I did not like having difficult conversations when I was the Chief Administrative Officer of an Institute at UCLA. I struggled every time I needed to fire someone, deal with conflict, or hold someone accountable who was underperforming. I often knew what to say, but not how to say it to produce the outcome desired. The desired outcome of these counseling sessions was to produce better results after the conversations.
The question for you is, how much improvement do you see after you have had a counseling session? Research tells us that there is good news and bad news.
The good news is that a meta-analysis, encompassing 23,663 observations, by professors Kluger and DeNisi demonstrated that there is an overall average gain in performance following feedback interventions. (1) The bad news is that over one-third of the feedback sessions actually decreased performance. If you conduct your sessions as I did at UCLA, some of your counseling sessions may in fact, hurt performance.
The eXpansive Leadership Method (XLM) can help you achieve desired results when you must counsel an employee. This systematic approach to managing these conversations is illustrated below:
1. Monitor closely
Have you ever had an employee challenge your "facts" early in a conversation? If so, you know how difficult it is to get them back on track. This is why the first key to having a successful difficult conversation is to prepare for that meeting. Employees often challenge our facts when they feel we didn't do our homework prior to the meeting.
2. Engage others
Begin your conversation by pointing out the value they bring to the organization. Identify specific instances when they met or exceeded the expectations of the job. Then, transition to the performance issue by asking them to help you understand the contrast between past acceptable performance and the recent drop in performance. Even if they start blaming others or presenting bogus excuses, continue building trust using excellent communication skills such as reflective and active listening.
3. Clarify expectations
After they agree that your summary of their explanation for their poor performance is accurate, show them their job description. Explain that all the employees in their position are required to perform up to a specific standard explained in their job description. As you talk, point to the specific performance standard in their job description that they have not met.

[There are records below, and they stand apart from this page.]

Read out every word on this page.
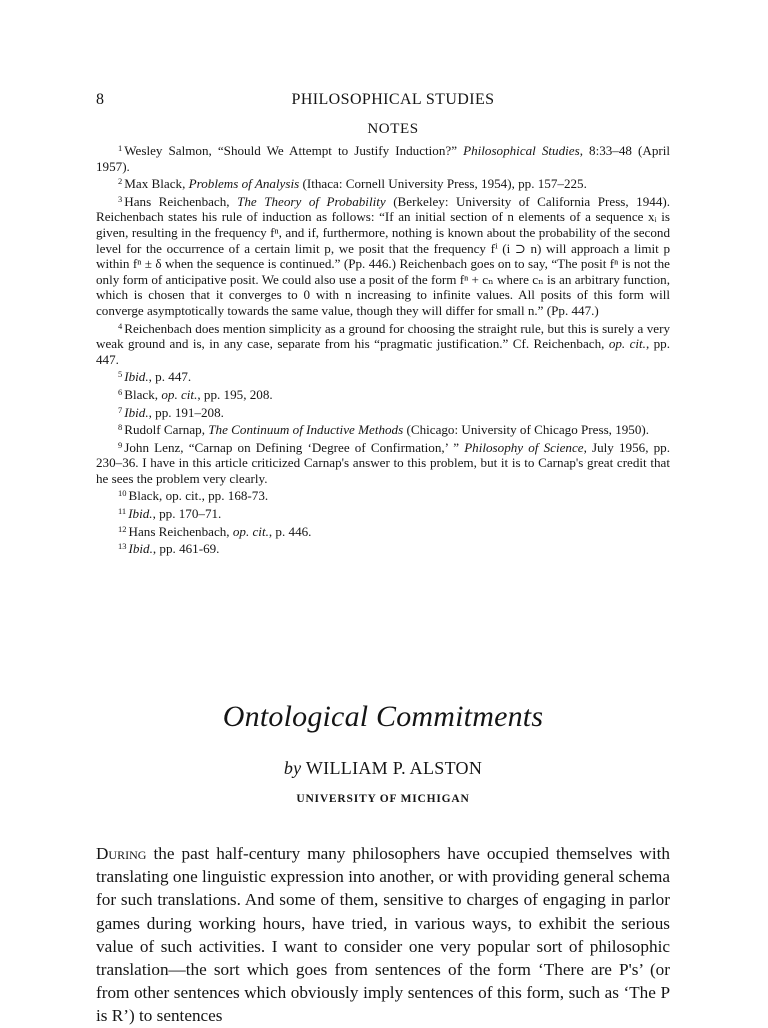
8	PHILOSOPHICAL STUDIES
NOTES

$^1$ Wesley Salmon, “Should We Attempt to Justify Induction?” Philosophical Studies, 8:33–48 (April 1957).

$^2$ Max Black, Problems of Analysis (Ithaca: Cornell University Press, 1954), pp. 157–225.

$^3$ Hans Reichenbach, The Theory of Probability (Berkeley: University of California Press, 1944). Reichenbach states his rule of induction as follows: “If an initial section of n elements of a sequence xᵢ is given, resulting in the frequency fⁿ, and if, furthermore, nothing is known about the probability of the second level for the occurrence of a certain limit p, we posit that the frequency fⁱ (i ⊃ n) will approach a limit p within fⁿ ± δ when the sequence is continued.” (Pp. 446.) Reichenbach goes on to say, “The posit fⁿ is not the only form of anticipative posit. We could also use a posit of the form fⁿ + cₙ where cₙ is an arbitrary function, which is chosen that it converges to 0 with n increasing to infinite values. All posits of this form will converge asymptotically towards the same value, though they will differ for small n.” (Pp. 447.)

$^4$ Reichenbach does mention simplicity as a ground for choosing the straight rule, but this is surely a very weak ground and is, in any case, separate from his “pragmatic justification.” Cf. Reichenbach, op. cit., pp. 447.

$^5$ Ibid., p. 447.

$^6$ Black, op. cit., pp. 195, 208.

$^7$ Ibid., pp. 191–208.

$^8$ Rudolf Carnap, The Continuum of Inductive Methods (Chicago: University of Chicago Press, 1950).

$^9$ John Lenz, “Carnap on Defining ‘Degree of Confirmation,’ ” Philosophy of Science, July 1956, pp. 230–36. I have in this article criticized Carnap's answer to this problem, but it is to Carnap's great credit that he sees the problem very clearly.

$^{10}$ Black, op. cit., pp. 168-73.

$^{11}$ Ibid., pp. 170–71.

$^{12}$ Hans Reichenbach, op. cit., p. 446.

$^{13}$ Ibid., pp. 461-69.

Ontological Commitments
by WILLIAM P. ALSTON
UNIVERSITY OF MICHIGAN

During the past half-century many philosophers have occupied themselves with translating one linguistic expression into another, or with providing general schema for such translations. And some of them, sensitive to charges of engaging in parlor games during working hours, have tried, in various ways, to exhibit the serious value of such activities. I want to consider one very popular sort of philosophic translation—the sort which goes from sentences of the form ‘There are P's’ (or from other sentences which obviously imply sentences of this form, such as ‘The P is R’) to sentences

4. Inspire creativity and change
Invite them to help you. Increasing their involvement in the process increases their commitment the goal of the process. Tell them that together, "we must come up with several action steps to help you reach this specific performance standard." Ask them to brainstorm a number of possible actions that will serve as the beginning of a performance improvement plan. Remind them of the positive impact they have on the big picture.
5. Execute with passion and courage
You may need to access your courage as you tell them that they must be involved in creating an improvement plan. How firm you need to be at this point depends on how much responsibility they accept for their poor performance and your skill in applying the first four steps of this process. If they resist, let them know that you would rather have them follow a plan that you both created than one you dictated. Be firm and fair as you access your commanding skills. One executive calls it “the iron fist in a velvet glove."
6. Manage operations
Gain agreement to implement the detailed, step-by-step plan to improve their performance. This is a lot easier if they have participated in the creation of this plan. The seven elements of an effective plan include the following:
- S.M.A.R.T. goals and objectives
- Possible obstacles that must be overcome
- Description of the value of achieving these goals and objectives
- Method of instruction to improve specific performance, such as coaches, classes, educational material...
- Dates to review specific milestones and progress
- Signature line for you and your employee to agree to the plan
Finally, use your entire XLM to help the individual implement his or her performance improvement plan. Let me know which steps you use and how they work for you.
1. Kluger, Avraham and DeNisi, Angelo; Effects of feedback intervention on performance: A historical review, a meta-analysis, and a preliminary feedback intervention theory. Psychological Bulletin, 119 (2), 1996, 254-284.